Et si Robinson il y a, s’agit-il d’un Robinson qui, ici, s’affronte de manière plus générale à la question de l’écologie, d’un monde où, comme les personnages le constatent, « S’installer à la campagne au moment où on vient de perdre en quinze ans 30 % des oiseaux. C’est pas de chance » ?
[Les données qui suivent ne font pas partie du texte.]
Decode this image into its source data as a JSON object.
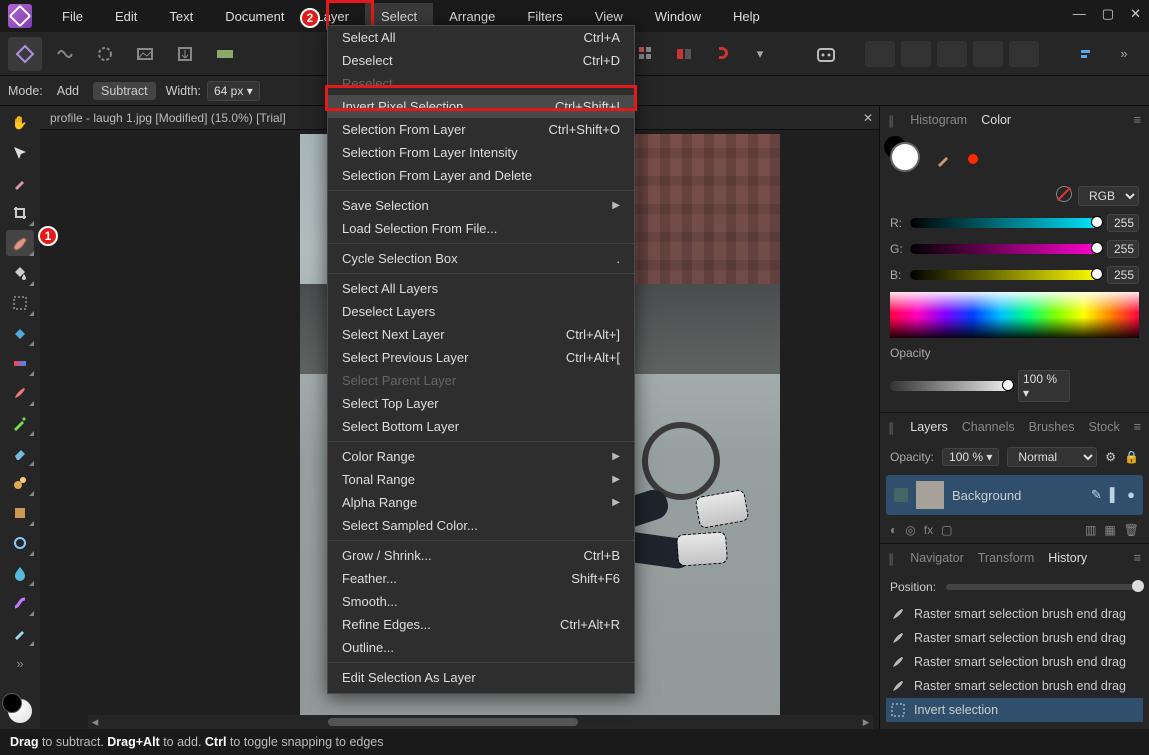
{
  "menubar": [
    "File",
    "Edit",
    "Text",
    "Document",
    "Layer",
    "Select",
    "Arrange",
    "Filters",
    "View",
    "Window",
    "Help"
  ],
  "active_menu_index": 5,
  "contextbar": {
    "mode_label": "Mode:",
    "mode_add": "Add",
    "mode_subtract": "Subtract",
    "width_label": "Width:",
    "width_value": "64 px"
  },
  "doc_tab": "profile - laugh 1.jpg [Modified] (15.0%) [Trial]",
  "dropdown": {
    "groups": [
      [
        {
          "label": "Select All",
          "shortcut": "Ctrl+A"
        },
        {
          "label": "Deselect",
          "shortcut": "Ctrl+D"
        },
        {
          "label": "Reselect",
          "shortcut": "",
          "disabled": true
        },
        {
          "label": "Invert Pixel Selection",
          "shortcut": "Ctrl+Shift+I",
          "hl": true
        },
        {
          "label": "Selection From Layer",
          "shortcut": "Ctrl+Shift+O"
        },
        {
          "label": "Selection From Layer Intensity",
          "shortcut": ""
        },
        {
          "label": "Selection From Layer and Delete",
          "shortcut": ""
        }
      ],
      [
        {
          "label": "Save Selection",
          "shortcut": "",
          "submenu": true
        },
        {
          "label": "Load Selection From File...",
          "shortcut": ""
        }
      ],
      [
        {
          "label": "Cycle Selection Box",
          "shortcut": "."
        }
      ],
      [
        {
          "label": "Select All Layers",
          "shortcut": ""
        },
        {
          "label": "Deselect Layers",
          "shortcut": ""
        },
        {
          "label": "Select Next Layer",
          "shortcut": "Ctrl+Alt+]"
        },
        {
          "label": "Select Previous Layer",
          "shortcut": "Ctrl+Alt+["
        },
        {
          "label": "Select Parent Layer",
          "shortcut": "",
          "disabled": true
        },
        {
          "label": "Select Top Layer",
          "shortcut": ""
        },
        {
          "label": "Select Bottom Layer",
          "shortcut": ""
        }
      ],
      [
        {
          "label": "Color Range",
          "shortcut": "",
          "submenu": true
        },
        {
          "label": "Tonal Range",
          "shortcut": "",
          "submenu": true
        },
        {
          "label": "Alpha Range",
          "shortcut": "",
          "submenu": true
        },
        {
          "label": "Select Sampled Color...",
          "shortcut": ""
        }
      ],
      [
        {
          "label": "Grow / Shrink...",
          "shortcut": "Ctrl+B"
        },
        {
          "label": "Feather...",
          "shortcut": "Shift+F6"
        },
        {
          "label": "Smooth...",
          "shortcut": ""
        },
        {
          "label": "Refine Edges...",
          "shortcut": "Ctrl+Alt+R"
        },
        {
          "label": "Outline...",
          "shortcut": ""
        }
      ],
      [
        {
          "label": "Edit Selection As Layer",
          "shortcut": ""
        }
      ]
    ]
  },
  "right": {
    "tabs_top": {
      "histogram": "Histogram",
      "color": "Color"
    },
    "color_mode": "RGB",
    "channels": [
      {
        "lab": "R:",
        "val": "255"
      },
      {
        "lab": "G:",
        "val": "255"
      },
      {
        "lab": "B:",
        "val": "255"
      }
    ],
    "opacity_label": "Opacity",
    "opacity_value": "100 %",
    "layers_tabs": [
      "Layers",
      "Channels",
      "Brushes",
      "Stock"
    ],
    "layers_opacity_label": "Opacity:",
    "layers_opacity_value": "100 %",
    "blend_mode": "Normal",
    "layer_name": "Background",
    "nav_tabs": [
      "Navigator",
      "Transform",
      "History"
    ],
    "position_label": "Position:",
    "history": [
      "Raster smart selection brush end drag",
      "Raster smart selection brush end drag",
      "Raster smart selection brush end drag",
      "Raster smart selection brush end drag",
      "Invert selection"
    ]
  },
  "status": {
    "drag": "Drag",
    "drag_txt": " to subtract. ",
    "dragalt": "Drag+Alt",
    "dragalt_txt": " to add. ",
    "ctrl": "Ctrl",
    "ctrl_txt": " to toggle snapping to edges"
  },
  "callouts": {
    "one": "1",
    "two": "2"
  }
}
C’est vrai, mais c’est plutôt une renaissance. J’avais perdu mon Robinson, cette couverture si zélée, ce Vendredi déguisé. J’avais perdu la scène. Ça arrive. Scène primitive ? Il fallait bien que ça cesse. Après Le Mage en été où ce Robinson magique s’explose en vol devenu atomique éparpillé, j’ai mis cinq ans à écrire Providence, un livre où je prends acte de cette disparition et je divise un narrateur en quatre avatars. Je n’avais pas d’autre choix que d’écrire de son absence. Et puis avec les deux tomes d’Histoire je suis passé par la case essai  pour diviser encore plus les points de vue. Je n’avais jusqu’ici jamais pensé possible de les réunir sur la même scène. C’est un nouveau Robinson qui revient, mais cette fois il n’est pas tout seul ; et incarnatus est, c’est comme ça que commence le livre. Je comprends ça à l’instant au moment de donner ce livre à l’éditeur. Une perte et des retrouvailles. Il revient de la mort comme Sherlock Holmes. Il a fallu pour ça proposer, inventer une médecine sur mesure, une médecine pas générale, une médecine particulière… faite de littérature ? Robinson a-t-il changé ? On verra dans un prochain livre. En tout cas il a des traits communs avec l’ancien modèle. Dans Agent Orange extrait de Retour définitif et durable de l’être aimé je l’avais déjà lancé dans une sorte de post campagne désolée : 70 % de vertébrés absents — on doit se dépêcher de nommer les espèces inconnues avant qu’elle ne disparaisse. C’est une des tâches de la littérature.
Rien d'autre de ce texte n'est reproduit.